FullBlast is a top-down vertical scrolling shoot-em-up that takes from the arcade cabinets from bygone days.
FullBlast on PC
I have some really fond memories of playing so-called ‘vertical shoot-em-up’ games in the way-back time called the 1990’s. 1945, Aero Fighters, and more were mainstays of my gaming experience. Seeking to capture the essence of these titles, FullBlast brings a healthy dose of nostalgia alongside slick modern graphics. It’s important to note the distinction between these types of games and the similar “bullet hell” genre, but we’ll talk more about that later.
FullBlast is a traditional, arcade-style shooter putting players into the pilot seat of an aircraft fighting against hordes of alien foes. Allowing for single-player or co-op play, it’s a love letter to a genre that’s fallen by the wayside in recent years. Players will find powerups, deadly bosses, devastating mega-bombs, and all the hallmarks of this classic style of game. The modern polish, pounding soundtrack, and crisp controls do a bang-up job of updating the genre.
Seasoned players of the vertical scrolling shooter or bullet hell genres will probably find the first few stages of FullBlast to be a leisurely walk in the park. Starting things off slowly to allow those who aren’t as familiar with the play style is probably a good move, but it wasn’t until about stage 4 that I started encountering any real difficulty. Of course, the game’s 12-area offering allows more than enough ramp-up for a good challenge as players move on.

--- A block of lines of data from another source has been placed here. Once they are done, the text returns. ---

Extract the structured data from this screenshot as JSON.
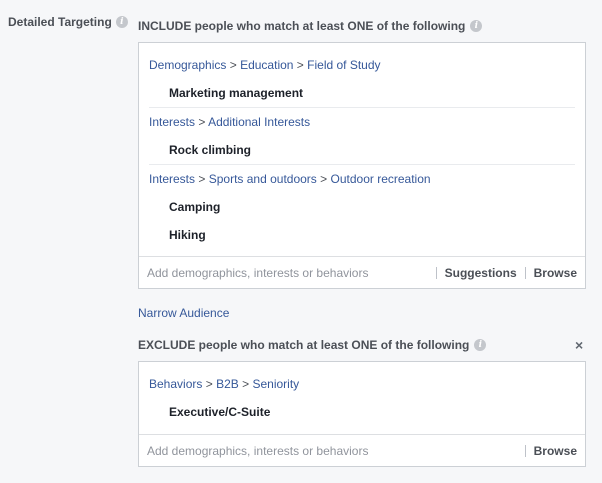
{
  "field_label": "Detailed Targeting",
  "include": {
    "title": "INCLUDE people who match at least ONE of the following",
    "groups": [
      {
        "path": [
          "Demographics",
          "Education",
          "Field of Study"
        ],
        "items": [
          "Marketing management"
        ]
      },
      {
        "path": [
          "Interests",
          "Additional Interests"
        ],
        "items": [
          "Rock climbing"
        ]
      },
      {
        "path": [
          "Interests",
          "Sports and outdoors",
          "Outdoor recreation"
        ],
        "items": [
          "Camping",
          "Hiking"
        ]
      }
    ],
    "placeholder": "Add demographics, interests or behaviors",
    "suggestions_label": "Suggestions",
    "browse_label": "Browse"
  },
  "narrow_audience_label": "Narrow Audience",
  "exclude": {
    "title": "EXCLUDE people who match at least ONE of the following",
    "close_symbol": "×",
    "groups": [
      {
        "path": [
          "Behaviors",
          "B2B",
          "Seniority"
        ],
        "items": [
          "Executive/C-Suite"
        ]
      }
    ],
    "placeholder": "Add demographics, interests or behaviors",
    "browse_label": "Browse"
  },
  "path_separator": ">",
  "info_icon_glyph": "i",
  "colors": {
    "link": "#365899",
    "label": "#4b4f56",
    "placeholder": "#90949c",
    "border": "#ccd0d5"
  }
}
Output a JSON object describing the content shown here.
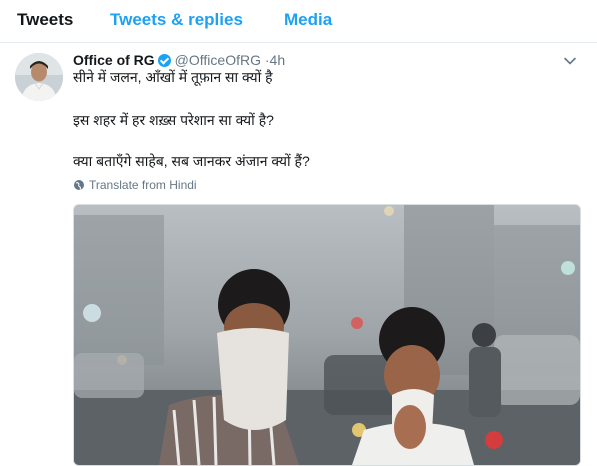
{
  "tabs": [
    {
      "label": "Tweets",
      "active": true
    },
    {
      "label": "Tweets & replies",
      "active": false
    },
    {
      "label": "Media",
      "active": false
    }
  ],
  "tweet": {
    "name": "Office of RG",
    "handle": "@OfficeOfRG",
    "separator": " ·",
    "time": "4h",
    "lines": [
      "सीने में जलन, आँखों में तूफ़ान सा क्यों है",
      "इस शहर में हर शख़्स परेशान सा क्यों है?",
      "क्या बताएँगे साहेब, सब जानकर अंजान क्यों हैं?"
    ],
    "translate_label": "Translate from Hindi",
    "icons": {
      "verified": "verified-badge-icon",
      "menu": "chevron-down-icon",
      "translate": "globe-icon"
    }
  },
  "colors": {
    "accent": "#1da1f2",
    "text": "#14171a",
    "secondary": "#657786"
  }
}
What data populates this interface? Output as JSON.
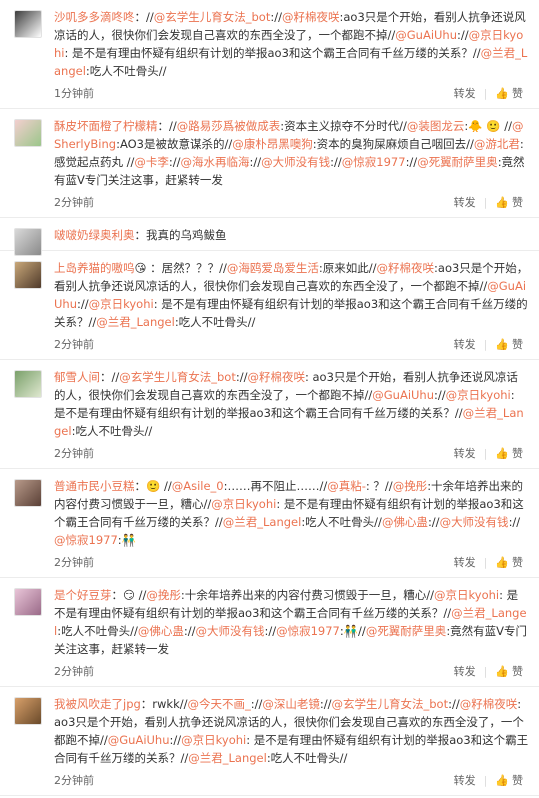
{
  "ui": {
    "forward_label": "转发",
    "like_label": "赞",
    "separator": "|"
  },
  "comments": [
    {
      "avatar_colors": [
        "#3c3c3c",
        "#ffffff"
      ],
      "time": "1分钟前",
      "segments": [
        {
          "cls": "user",
          "text": "沙叽多多滴咚咚"
        },
        {
          "cls": "plain",
          "text": "：//"
        },
        {
          "cls": "tag",
          "text": "@玄学生儿育女法_bot"
        },
        {
          "cls": "plain",
          "text": "://"
        },
        {
          "cls": "tag",
          "text": "@籽棉夜咲"
        },
        {
          "cls": "plain",
          "text": ":ao3只是个开始，看别人抗争还说风凉话的人，很快你们会发现自己喜欢的东西全没了，一个都跑不掉//"
        },
        {
          "cls": "tag",
          "text": "@GuAiUhu"
        },
        {
          "cls": "plain",
          "text": "://"
        },
        {
          "cls": "tag",
          "text": "@京日kyohi"
        },
        {
          "cls": "plain",
          "text": ": 是不是有理由怀疑有组织有计划的举报ao3和这个霸王合同有千丝万缕的关系？//"
        },
        {
          "cls": "tag",
          "text": "@兰君_Langel"
        },
        {
          "cls": "plain",
          "text": ":吃人不吐骨头//"
        }
      ]
    },
    {
      "avatar_colors": [
        "#f3cfcf",
        "#9bc68a"
      ],
      "time": "2分钟前",
      "segments": [
        {
          "cls": "user",
          "text": "酥皮坏面橙了柠檬精"
        },
        {
          "cls": "plain",
          "text": "：//"
        },
        {
          "cls": "tag",
          "text": "@路易莎爲被做成表"
        },
        {
          "cls": "plain",
          "text": ":资本主义掠夺不分时代//"
        },
        {
          "cls": "tag",
          "text": "@装图龙云"
        },
        {
          "cls": "plain",
          "text": ":🐥 🙂 //"
        },
        {
          "cls": "tag",
          "text": "@SherlyBing"
        },
        {
          "cls": "plain",
          "text": ":AO3是被故意谋杀的//"
        },
        {
          "cls": "tag",
          "text": "@康朴昂黑噢狗"
        },
        {
          "cls": "plain",
          "text": ":资本的臭狗屎麻烦自己咽回去//"
        },
        {
          "cls": "tag",
          "text": "@游北君"
        },
        {
          "cls": "plain",
          "text": ":感觉起点药丸 //"
        },
        {
          "cls": "tag",
          "text": "@卡李"
        },
        {
          "cls": "plain",
          "text": "://"
        },
        {
          "cls": "tag",
          "text": "@海水再临海"
        },
        {
          "cls": "plain",
          "text": "://"
        },
        {
          "cls": "tag",
          "text": "@大师没有钱"
        },
        {
          "cls": "plain",
          "text": "://"
        },
        {
          "cls": "tag",
          "text": "@惊寂1977"
        },
        {
          "cls": "plain",
          "text": "://"
        },
        {
          "cls": "tag",
          "text": "@死翼耐萨里奥"
        },
        {
          "cls": "plain",
          "text": ":竟然有蓝V专门关注这事，赶紧转一发"
        }
      ]
    },
    {
      "avatar_colors": [
        "#d9d9d9",
        "#8a8a8a"
      ],
      "time": "",
      "segments": [
        {
          "cls": "user",
          "text": "啵啵奶绿奥利奥"
        },
        {
          "cls": "plain",
          "text": "：我真的乌鸡鲅鱼"
        }
      ]
    },
    {
      "avatar_colors": [
        "#c9a87a",
        "#4f3a2a"
      ],
      "time": "2分钟前",
      "segments": [
        {
          "cls": "user",
          "text": "上岛养猫的嗷呜"
        },
        {
          "cls": "plain",
          "text": "😘 ：居然？？？//"
        },
        {
          "cls": "tag",
          "text": "@海鸥爱岛爱生活"
        },
        {
          "cls": "plain",
          "text": ":原来如此//"
        },
        {
          "cls": "tag",
          "text": "@籽棉夜咲"
        },
        {
          "cls": "plain",
          "text": ":ao3只是个开始，看别人抗争还说风凉话的人，很快你们会发现自己喜欢的东西全没了，一个都跑不掉//"
        },
        {
          "cls": "tag",
          "text": "@GuAiUhu"
        },
        {
          "cls": "plain",
          "text": "://"
        },
        {
          "cls": "tag",
          "text": "@京日kyohi"
        },
        {
          "cls": "plain",
          "text": ": 是不是有理由怀疑有组织有计划的举报ao3和这个霸王合同有千丝万缕的关系？//"
        },
        {
          "cls": "tag",
          "text": "@兰君_Langel"
        },
        {
          "cls": "plain",
          "text": ":吃人不吐骨头//"
        }
      ]
    },
    {
      "avatar_colors": [
        "#7aa06a",
        "#dfe8d0"
      ],
      "time": "2分钟前",
      "segments": [
        {
          "cls": "user",
          "text": "郁雪人间"
        },
        {
          "cls": "plain",
          "text": "：//"
        },
        {
          "cls": "tag",
          "text": "@玄学生儿育女法_bot"
        },
        {
          "cls": "plain",
          "text": "://"
        },
        {
          "cls": "tag",
          "text": "@籽棉夜咲"
        },
        {
          "cls": "plain",
          "text": ": ao3只是个开始，看别人抗争还说风凉话的人，很快你们会发现自己喜欢的东西全没了，一个都跑不掉//"
        },
        {
          "cls": "tag",
          "text": "@GuAiUhu"
        },
        {
          "cls": "plain",
          "text": "://"
        },
        {
          "cls": "tag",
          "text": "@京日kyohi"
        },
        {
          "cls": "plain",
          "text": ": 是不是有理由怀疑有组织有计划的举报ao3和这个霸王合同有千丝万缕的关系？//"
        },
        {
          "cls": "tag",
          "text": "@兰君_Langel"
        },
        {
          "cls": "plain",
          "text": ":吃人不吐骨头//"
        }
      ]
    },
    {
      "avatar_colors": [
        "#b89a8a",
        "#5a4036"
      ],
      "time": "2分钟前",
      "segments": [
        {
          "cls": "user",
          "text": "普通市民小豆糕"
        },
        {
          "cls": "plain",
          "text": "：🙂 //"
        },
        {
          "cls": "tag",
          "text": "@Asile_0"
        },
        {
          "cls": "plain",
          "text": ":……再不阻止……//"
        },
        {
          "cls": "tag",
          "text": "@真粘-"
        },
        {
          "cls": "plain",
          "text": ": ？//"
        },
        {
          "cls": "tag",
          "text": "@挽彤"
        },
        {
          "cls": "plain",
          "text": ":十余年培养出来的内容付费习惯毁于一旦，糟心//"
        },
        {
          "cls": "tag",
          "text": "@京日kyohi"
        },
        {
          "cls": "plain",
          "text": ": 是不是有理由怀疑有组织有计划的举报ao3和这个霸王合同有千丝万缕的关系？//"
        },
        {
          "cls": "tag",
          "text": "@兰君_Langel"
        },
        {
          "cls": "plain",
          "text": ":吃人不吐骨头//"
        },
        {
          "cls": "tag",
          "text": "@佛心蛊"
        },
        {
          "cls": "plain",
          "text": "://"
        },
        {
          "cls": "tag",
          "text": "@大师没有钱"
        },
        {
          "cls": "plain",
          "text": "://"
        },
        {
          "cls": "tag",
          "text": "@惊寂1977"
        },
        {
          "cls": "plain",
          "text": ":👬"
        }
      ]
    },
    {
      "avatar_colors": [
        "#e9c5d8",
        "#9a6a88"
      ],
      "time": "2分钟前",
      "segments": [
        {
          "cls": "user",
          "text": "是个好豆芽"
        },
        {
          "cls": "plain",
          "text": "：😏 //"
        },
        {
          "cls": "tag",
          "text": "@挽彤"
        },
        {
          "cls": "plain",
          "text": ":十余年培养出来的内容付费习惯毁于一旦，糟心//"
        },
        {
          "cls": "tag",
          "text": "@京日kyohi"
        },
        {
          "cls": "plain",
          "text": ": 是不是有理由怀疑有组织有计划的举报ao3和这个霸王合同有千丝万缕的关系？//"
        },
        {
          "cls": "tag",
          "text": "@兰君_Langel"
        },
        {
          "cls": "plain",
          "text": ":吃人不吐骨头//"
        },
        {
          "cls": "tag",
          "text": "@佛心蛊"
        },
        {
          "cls": "plain",
          "text": "://"
        },
        {
          "cls": "tag",
          "text": "@大师没有钱"
        },
        {
          "cls": "plain",
          "text": "://"
        },
        {
          "cls": "tag",
          "text": "@惊寂1977"
        },
        {
          "cls": "plain",
          "text": ":👬//"
        },
        {
          "cls": "tag",
          "text": "@死翼耐萨里奥"
        },
        {
          "cls": "plain",
          "text": ":竟然有蓝V专门关注这事，赶紧转一发"
        }
      ]
    },
    {
      "avatar_colors": [
        "#d8a06a",
        "#6a4a2a"
      ],
      "time": "2分钟前",
      "segments": [
        {
          "cls": "user",
          "text": "我被风吹走了jpg"
        },
        {
          "cls": "plain",
          "text": "：rwkk//"
        },
        {
          "cls": "tag",
          "text": "@今天不画_"
        },
        {
          "cls": "plain",
          "text": "://"
        },
        {
          "cls": "tag",
          "text": "@深山老镜"
        },
        {
          "cls": "plain",
          "text": "://"
        },
        {
          "cls": "tag",
          "text": "@玄学生儿育女法_bot"
        },
        {
          "cls": "plain",
          "text": "://"
        },
        {
          "cls": "tag",
          "text": "@籽棉夜咲"
        },
        {
          "cls": "plain",
          "text": ": ao3只是个开始，看别人抗争还说风凉话的人，很快你们会发现自己喜欢的东西全没了，一个都跑不掉//"
        },
        {
          "cls": "tag",
          "text": "@GuAiUhu"
        },
        {
          "cls": "plain",
          "text": "://"
        },
        {
          "cls": "tag",
          "text": "@京日kyohi"
        },
        {
          "cls": "plain",
          "text": ": 是不是有理由怀疑有组织有计划的举报ao3和这个霸王合同有千丝万缕的关系？//"
        },
        {
          "cls": "tag",
          "text": "@兰君_Langel"
        },
        {
          "cls": "plain",
          "text": ":吃人不吐骨头//"
        }
      ]
    }
  ]
}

Playing through FullBlast really took me back to throwing quarters into the machines back when arcade cabinets still populated the landscape. The whole feel of the game captures this era in a way I haven’t seen in quite a while. Players will face wave after wave of foes, with each new area introducing new threats to tackle along the way. Each area ends with a bit of dialogue and a battle against a huge, bullet-spraying boss that, in later levels, is likely to test even the most skilled player.
By updating the visuals with a more modern 3D style, FullBlast isn’t exactly a carbon-copy of prior generations. The fast-paced, guitar-heavy soundtrack gets a bit repetitive at times, but doesn’t become so monotonous as to detract from the ever increasing difficulty of the game itself. Of course, if you want to adjust this, the game offers three difficulty levels to take on, so players can either reduce or increase the challenge to meet their skills — something certainly lacking in most stand-up arcades way back when.
It’s possible that nostalgia has quite a bit to do with it, but I had a great time with FullBlast. Those who miss the genre, or who simply aren’t quick-reacting enough for the more punishing bullet hell style, should certainly give it a look. While the Steam page doesn’t yet boast a price, if it falls near the $3.99-$5.99 on the Wii U eShop, then that’s just about perfect. FullBlast releases for the PC on January 28th.